La corneille est revenue ce matin, je lui jette au bec un morceau de Three Musketeers, la barre au nougat préférée du dermadog de Dustin. Elle l’attrape au vol, la crache, puis s’envole. Je cherche la fille des yeux. Il fait si gris que même les chats ne rôdent pas. Seule la photo d'un gros tigré tapisse un poteau de téléphone. On a dû la coller très tôt, elle n'y était pas la veille. Encore un de perdu. Les chats font les malins, mais se dissipent dans le brouillard dès qu’une chasse à l’amour ou à la souris les mène trois coins de rue trop loin. On ne les revoit plus, sauf sur les poteaux. On apprend que le noir à la queue rasée s'appelait Paul, et que la grosse espagnole ne répondait jamais au nom d'Ingrid. À quoi bon les nommer, les chats ? Ils ne réapparaissent jamais, leurs photos se délavent à la pluie et se déchirent au vent.

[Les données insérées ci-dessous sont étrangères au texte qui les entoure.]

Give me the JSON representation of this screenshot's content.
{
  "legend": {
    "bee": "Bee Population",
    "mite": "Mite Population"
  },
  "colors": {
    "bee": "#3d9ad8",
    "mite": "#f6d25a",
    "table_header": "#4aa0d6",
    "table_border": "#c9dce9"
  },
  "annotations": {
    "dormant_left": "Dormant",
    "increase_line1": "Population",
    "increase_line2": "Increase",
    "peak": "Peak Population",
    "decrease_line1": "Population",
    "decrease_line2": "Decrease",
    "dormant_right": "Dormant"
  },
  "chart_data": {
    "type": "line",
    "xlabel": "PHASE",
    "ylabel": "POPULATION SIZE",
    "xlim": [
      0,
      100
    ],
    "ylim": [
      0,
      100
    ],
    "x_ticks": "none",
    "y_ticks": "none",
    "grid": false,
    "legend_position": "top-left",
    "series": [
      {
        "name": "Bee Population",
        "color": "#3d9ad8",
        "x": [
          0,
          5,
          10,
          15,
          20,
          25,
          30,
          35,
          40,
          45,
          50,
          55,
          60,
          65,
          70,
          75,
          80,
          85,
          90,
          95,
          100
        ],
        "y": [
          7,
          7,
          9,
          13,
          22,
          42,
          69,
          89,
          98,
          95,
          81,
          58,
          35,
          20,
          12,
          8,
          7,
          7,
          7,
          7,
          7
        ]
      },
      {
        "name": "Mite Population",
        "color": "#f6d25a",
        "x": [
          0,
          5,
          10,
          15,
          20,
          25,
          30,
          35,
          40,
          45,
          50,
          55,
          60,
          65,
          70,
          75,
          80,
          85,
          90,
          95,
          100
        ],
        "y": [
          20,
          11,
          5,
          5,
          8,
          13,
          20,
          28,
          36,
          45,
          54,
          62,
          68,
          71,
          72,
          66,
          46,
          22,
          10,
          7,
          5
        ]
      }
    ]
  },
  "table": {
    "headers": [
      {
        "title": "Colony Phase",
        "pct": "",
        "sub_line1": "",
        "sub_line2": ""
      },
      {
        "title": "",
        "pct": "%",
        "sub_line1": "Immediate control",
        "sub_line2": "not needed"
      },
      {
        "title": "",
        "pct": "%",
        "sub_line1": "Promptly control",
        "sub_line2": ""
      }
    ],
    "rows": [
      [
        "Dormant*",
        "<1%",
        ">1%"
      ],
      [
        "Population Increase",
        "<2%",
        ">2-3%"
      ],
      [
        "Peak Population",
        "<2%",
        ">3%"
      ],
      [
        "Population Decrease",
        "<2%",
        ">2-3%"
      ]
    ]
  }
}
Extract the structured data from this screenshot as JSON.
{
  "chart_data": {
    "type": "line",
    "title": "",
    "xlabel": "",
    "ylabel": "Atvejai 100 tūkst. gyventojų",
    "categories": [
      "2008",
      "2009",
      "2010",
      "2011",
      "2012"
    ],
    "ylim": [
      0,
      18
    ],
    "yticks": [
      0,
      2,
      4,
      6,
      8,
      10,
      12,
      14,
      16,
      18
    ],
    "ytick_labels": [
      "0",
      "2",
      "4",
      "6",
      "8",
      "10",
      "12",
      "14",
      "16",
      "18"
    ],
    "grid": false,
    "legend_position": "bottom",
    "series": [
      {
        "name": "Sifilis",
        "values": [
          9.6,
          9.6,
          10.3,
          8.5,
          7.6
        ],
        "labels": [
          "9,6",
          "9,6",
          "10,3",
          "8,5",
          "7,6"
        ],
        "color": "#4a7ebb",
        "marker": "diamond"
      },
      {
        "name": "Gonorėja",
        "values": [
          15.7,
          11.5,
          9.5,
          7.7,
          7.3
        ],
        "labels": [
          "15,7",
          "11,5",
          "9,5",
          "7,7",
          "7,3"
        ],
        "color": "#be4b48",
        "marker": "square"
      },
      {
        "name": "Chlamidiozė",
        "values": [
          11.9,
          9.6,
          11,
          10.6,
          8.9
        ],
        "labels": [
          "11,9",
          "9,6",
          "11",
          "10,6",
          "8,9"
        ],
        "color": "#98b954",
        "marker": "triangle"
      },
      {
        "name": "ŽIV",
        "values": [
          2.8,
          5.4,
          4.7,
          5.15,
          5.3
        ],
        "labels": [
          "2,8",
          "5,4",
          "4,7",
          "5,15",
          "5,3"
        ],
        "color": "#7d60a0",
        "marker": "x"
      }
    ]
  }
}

J'appelle Nina, je tombe sur sa boîte vocale. Je m'en veux sur-le-champ. Même si je ne laisse pas de message, elle saura que c'est moi. Je gémis : « Nina, Nina, reviens. » La dernière fois, le truc a fonctionné, allez savoir pourquoi. Trois semaines plus tard, elle me traitait de fou et claquait la porte.

On est samedi, et je suis une loque. Personne ne pense à moi. Je finis par m'habiller, sans me doucher, à quoi bon sentir bon, et je sors me chercher un café et un scone aux bleuets, du carburant pour tenir jusqu'au midi. En route vers la boulangerie, distrait, je marche sur les talons d’une longue femme toute de noir vêtue. Elle se retourne vers moi. Je m’apprête à me confondre en plates excuses, me fige devant son visage de craie. La femme plisse des yeux, on dirait qu'elle sourit en secret. Ses paupières disparaissent totalement sous le khôl. Soudain elles s'ouvrent sur deux disques noirs, des pupilles où luit une goutte de mercure. De nouveau, ses paupières s'abaissent, le fard dessine deux gouffres.